Tillman’s explosion down the stretch happened out of necessity. Nick Ward, the team’s starting five all year, broke his hand. Tillman had already been playing major minutes off the bench, but his basketball family needed more.
So, as he does in every other area of his life, he delivered.
In the 12 games since Ward first sat out with the injury, Tillman’s averaged 13.8 points, eight rebounds and 1.8 blocked shots while doing his part to unlock another gear for the Spartans both offensively and defensively.
Tillman is in constant motion offensively, often setting multiple screens for star point guard Cassius Winston and, in turn, opening up the floor for scoring opportunities everywhere. At the other end of the court, Tillman has been one of the country’s best ball-screen defenders as an athletic big who is quick enough to move with just about any player on the floor.

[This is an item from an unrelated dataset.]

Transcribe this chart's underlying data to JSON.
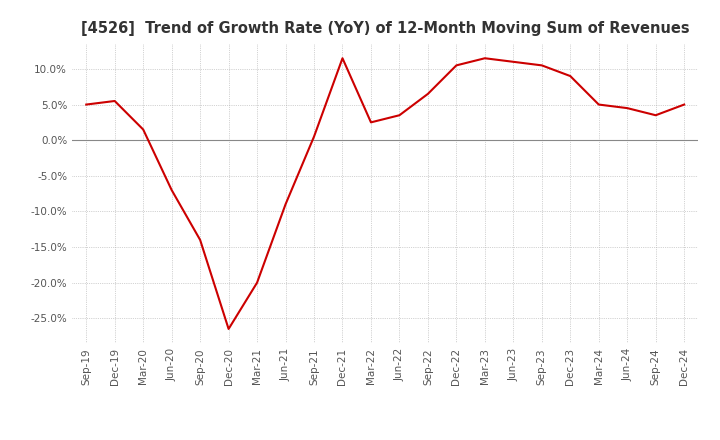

Last Sunday against Duke, he drew superstar Zion Williamson. Tillman wound up with 19 points, nine rebounds, three steals and two blocks. Williamson, who will surely be the top pick in this summer’s NBA draft, did finish with 24 points and 14 boards. But he also had five turnovers, tying a season-high.

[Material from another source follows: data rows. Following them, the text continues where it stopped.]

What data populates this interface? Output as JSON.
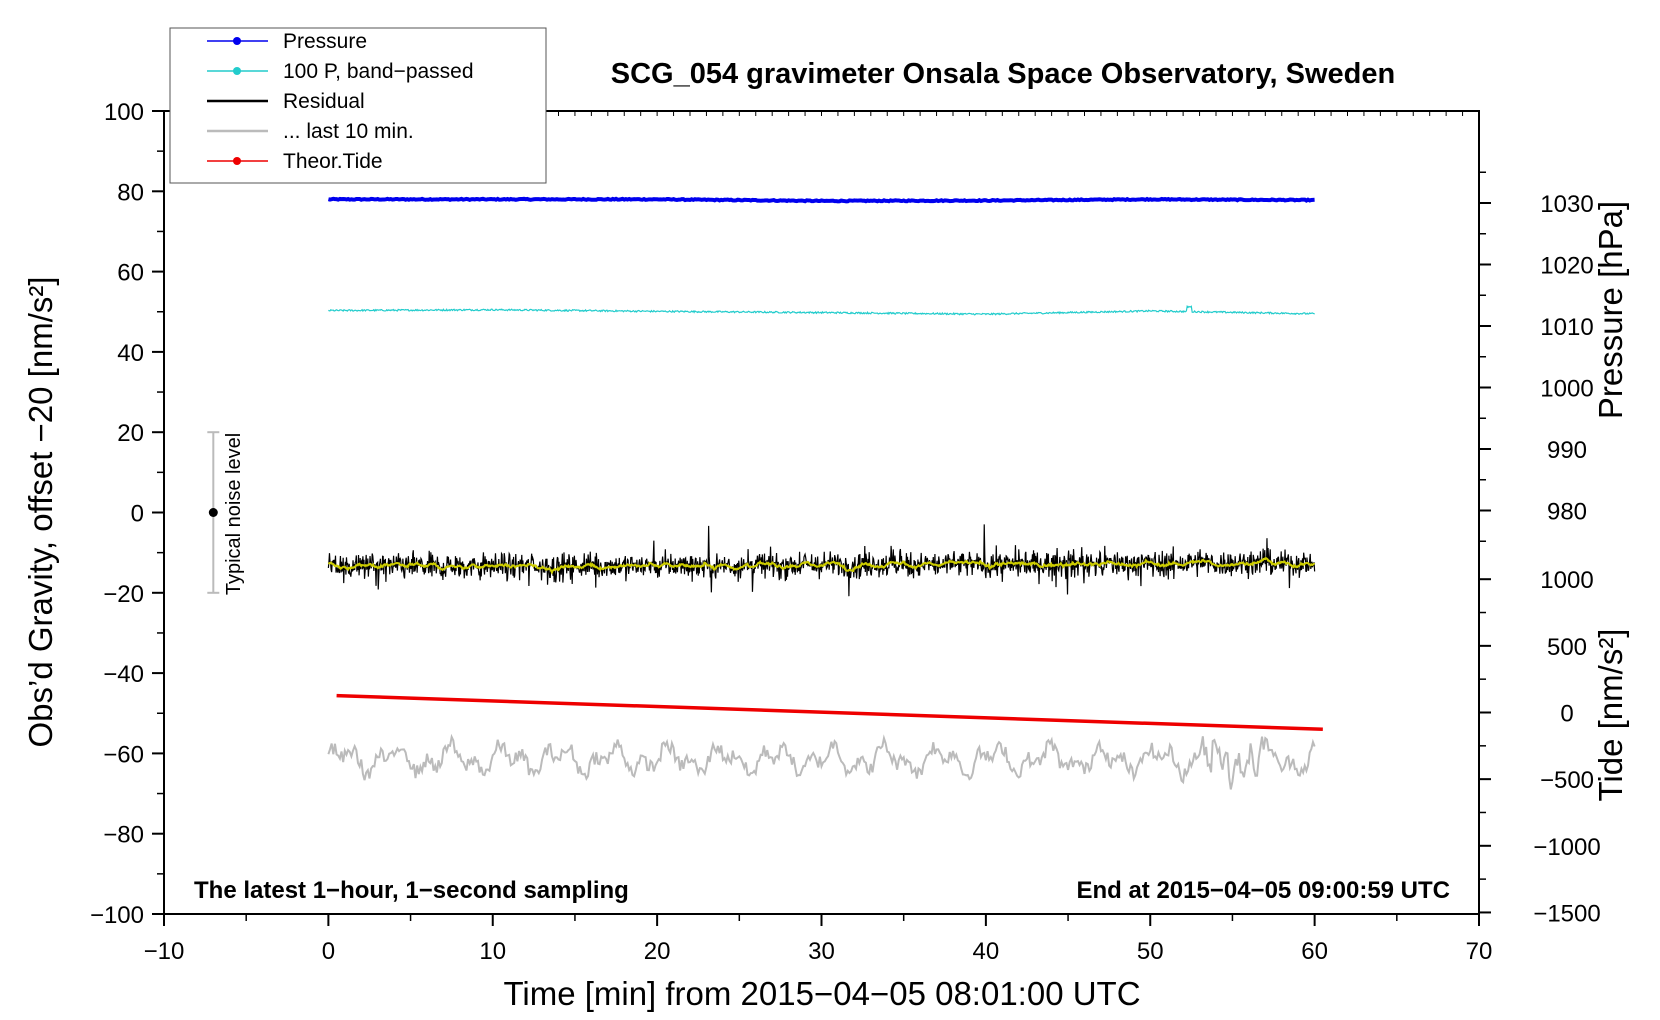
{
  "chart_data": {
    "type": "line",
    "title": "SCG_054 gravimeter Onsala Space Observatory, Sweden",
    "xlabel": "Time [min] from 2015−04−05 08:01:00 UTC",
    "ylabel_left": "Obs’d Gravity, offset −20 [nm/s²]",
    "ylabel_right_top": "Pressure [hPa]",
    "ylabel_right_bottom": "Tide [nm/s²]",
    "xlim": [
      -10,
      70
    ],
    "ylim": [
      -100,
      100
    ],
    "x_ticks": [
      "−10",
      "0",
      "10",
      "20",
      "30",
      "40",
      "50",
      "60",
      "70"
    ],
    "y_ticks": [
      "−100",
      "−80",
      "−60",
      "−40",
      "−20",
      "0",
      "20",
      "40",
      "60",
      "80",
      "100"
    ],
    "pressure_ticks": [
      "980",
      "990",
      "1000",
      "1010",
      "1020",
      "1030"
    ],
    "tide_ticks": [
      "−1500",
      "−1000",
      "−500",
      "0",
      "500",
      "1000"
    ],
    "grid": false,
    "legend_position": "top-left",
    "legend": [
      {
        "label": "Pressure",
        "color": "#0000ee",
        "marker": true
      },
      {
        "label": "100 P, band−passed",
        "color": "#22cccc",
        "marker": true
      },
      {
        "label": "Residual",
        "color": "#000000",
        "marker": false
      },
      {
        "label": "... last 10 min.",
        "color": "#bbbbbb",
        "marker": false
      },
      {
        "label": "Theor.Tide",
        "color": "#ee0000",
        "marker": true
      }
    ],
    "series": [
      {
        "name": "Pressure",
        "color": "#0000ee",
        "x": [
          0,
          10,
          20,
          30,
          40,
          50,
          60
        ],
        "y": [
          78,
          78,
          78,
          77.6,
          77.7,
          78,
          77.8
        ]
      },
      {
        "name": "100 P, band−passed",
        "color": "#22cccc",
        "x": [
          0,
          10,
          20,
          30,
          40,
          50,
          60
        ],
        "y": [
          50.3,
          50.5,
          50.1,
          49.8,
          49.4,
          50.2,
          49.5
        ]
      },
      {
        "name": "Residual",
        "color": "#000000",
        "x_range": [
          0,
          60
        ],
        "mean": -13.5,
        "amplitude": 5
      },
      {
        "name": "... last 10 min.",
        "color": "#bbbbbb",
        "x_range": [
          0,
          60
        ],
        "mean": -61.5,
        "amplitude": 4
      },
      {
        "name": "Theor.Tide",
        "color": "#ee0000",
        "x": [
          0.5,
          60.5
        ],
        "y": [
          -45.6,
          -54
        ]
      }
    ],
    "smoothed_residual_color": "#cccc00",
    "noise_level": {
      "label": "Typical noise level",
      "x": -7,
      "y": 0,
      "range": [
        -20,
        20
      ]
    },
    "annotations": {
      "left": "The latest 1−hour, 1−second sampling",
      "right": "End at 2015−04−05 09:00:59 UTC"
    }
  }
}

“I knew he loved to use his left hand, fake right and go left. He loves to be physical for offensive rebounds and stuff. So I knew when I needed to brace myself and I knew where he wanted to go,” Tillman recalled. “So I tried to limit him as much as possible.”

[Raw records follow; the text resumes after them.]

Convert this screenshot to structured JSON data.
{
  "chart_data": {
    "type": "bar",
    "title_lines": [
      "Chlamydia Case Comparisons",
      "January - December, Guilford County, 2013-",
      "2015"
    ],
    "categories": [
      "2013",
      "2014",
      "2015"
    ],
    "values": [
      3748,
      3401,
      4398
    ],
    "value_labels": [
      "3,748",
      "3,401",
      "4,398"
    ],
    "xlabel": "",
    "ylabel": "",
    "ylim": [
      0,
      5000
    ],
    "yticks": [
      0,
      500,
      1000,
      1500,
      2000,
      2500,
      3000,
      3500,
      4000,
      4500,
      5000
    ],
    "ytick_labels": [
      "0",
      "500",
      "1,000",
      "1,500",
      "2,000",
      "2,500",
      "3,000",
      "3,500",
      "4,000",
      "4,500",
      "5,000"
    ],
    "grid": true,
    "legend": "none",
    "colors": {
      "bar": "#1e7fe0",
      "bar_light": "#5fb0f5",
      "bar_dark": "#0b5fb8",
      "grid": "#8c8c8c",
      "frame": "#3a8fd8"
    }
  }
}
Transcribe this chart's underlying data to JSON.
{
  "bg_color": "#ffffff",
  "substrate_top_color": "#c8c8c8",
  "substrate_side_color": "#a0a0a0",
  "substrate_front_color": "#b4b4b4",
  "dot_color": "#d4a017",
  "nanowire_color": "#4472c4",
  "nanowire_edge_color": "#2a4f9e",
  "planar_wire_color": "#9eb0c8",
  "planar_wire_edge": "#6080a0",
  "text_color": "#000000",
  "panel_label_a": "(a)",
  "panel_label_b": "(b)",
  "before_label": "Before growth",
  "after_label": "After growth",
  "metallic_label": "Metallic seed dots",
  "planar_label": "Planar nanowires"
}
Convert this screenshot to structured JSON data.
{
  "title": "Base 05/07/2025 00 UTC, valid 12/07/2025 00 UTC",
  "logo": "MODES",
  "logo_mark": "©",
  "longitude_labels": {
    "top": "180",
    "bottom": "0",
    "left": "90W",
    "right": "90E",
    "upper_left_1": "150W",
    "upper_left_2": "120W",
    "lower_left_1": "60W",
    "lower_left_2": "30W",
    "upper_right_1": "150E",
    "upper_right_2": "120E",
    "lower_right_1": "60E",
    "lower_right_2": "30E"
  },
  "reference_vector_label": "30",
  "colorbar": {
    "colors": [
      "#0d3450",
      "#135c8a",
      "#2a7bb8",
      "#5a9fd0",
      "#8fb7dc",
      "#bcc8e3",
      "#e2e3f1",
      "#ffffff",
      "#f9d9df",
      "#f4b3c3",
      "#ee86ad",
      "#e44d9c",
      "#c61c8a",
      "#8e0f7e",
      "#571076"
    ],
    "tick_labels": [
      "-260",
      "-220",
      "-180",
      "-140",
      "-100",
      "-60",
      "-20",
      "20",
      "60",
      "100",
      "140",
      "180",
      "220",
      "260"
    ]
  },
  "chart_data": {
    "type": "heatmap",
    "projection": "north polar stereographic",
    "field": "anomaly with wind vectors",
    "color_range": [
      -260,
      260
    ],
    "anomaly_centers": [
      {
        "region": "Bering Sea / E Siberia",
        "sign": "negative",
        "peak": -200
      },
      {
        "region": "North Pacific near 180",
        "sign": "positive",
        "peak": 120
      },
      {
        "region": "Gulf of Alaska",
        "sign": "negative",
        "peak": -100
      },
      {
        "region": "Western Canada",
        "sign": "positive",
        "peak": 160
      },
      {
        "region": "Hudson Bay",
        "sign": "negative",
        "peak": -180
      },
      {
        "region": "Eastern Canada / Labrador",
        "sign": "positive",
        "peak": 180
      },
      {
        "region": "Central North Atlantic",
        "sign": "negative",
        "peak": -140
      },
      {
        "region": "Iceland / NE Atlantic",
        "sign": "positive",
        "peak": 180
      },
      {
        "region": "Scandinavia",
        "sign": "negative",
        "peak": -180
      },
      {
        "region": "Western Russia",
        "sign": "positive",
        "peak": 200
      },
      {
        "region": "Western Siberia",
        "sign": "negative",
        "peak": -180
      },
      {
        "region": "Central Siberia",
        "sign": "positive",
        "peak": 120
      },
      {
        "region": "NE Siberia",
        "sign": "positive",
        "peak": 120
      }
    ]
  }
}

There’s so much about Tillman’s game that doesn’t wind up in a box score, especially on the defensive end, but there’s also plenty about his overall temperament that clearly makes an impact on this team.
Winston is known for his ultra-calm demeanor, the complete opposite of the always intense Izzo. Tillman is in the same boat. When he’s on the floor, everyone else seems to be at their best.
That’s not an accident.
“My freshman year, I didn’t know what to expect. So I watched. I watched how Miles (Bridges) and Jaren (Jackson) and Nick (Ward) and Cash reacted to coach. Sometimes they’d react with a high-energy response. I realized that wasn’t always a good thing,” Tillman said with a smile. “So I realized, in order for me to succeed, I had to be calm, cool, collected. I had to be an uplifter. Like Tum (Tum Nairn) was. He was really good at picking people’s heads up when they were down.
“That’s something I try to do. You can see it in someone’s eyes or if their head drops or their body language changes. So when I see that, I try to immediately walk up to them. Give them a hug or a dap and just say ‘hey, we’re good.’ ”
More: Michigan State basketball: Here’s what Tom Izzo said at his Final Four presser
More: Michigan State star Cassius Winston’s greatness explained in 23 seconds
Everything about Tillman’s life is organized and balanced. Down to the finest detail. He has a vision board taped to the wall in his bedroom back home. On Friday in Minneapolis, Tillman spoke with reporters while wearing one of Michigan State’s Nike-issued warmup shirts.
On the bottom left corner of the jacket, the phrase “Inspired by a crazy dreamer” hovers over a blank white space. Tillman filled his in.
It reads, simply: “Tamia + Yan.” That’s his family, the most important thing in his world. At home, he juggles being a college kid, a basketball player and a superhero
His basketball family is a big deal, too.
And just like at home, Tillman is a balanced version of standout center and Superman.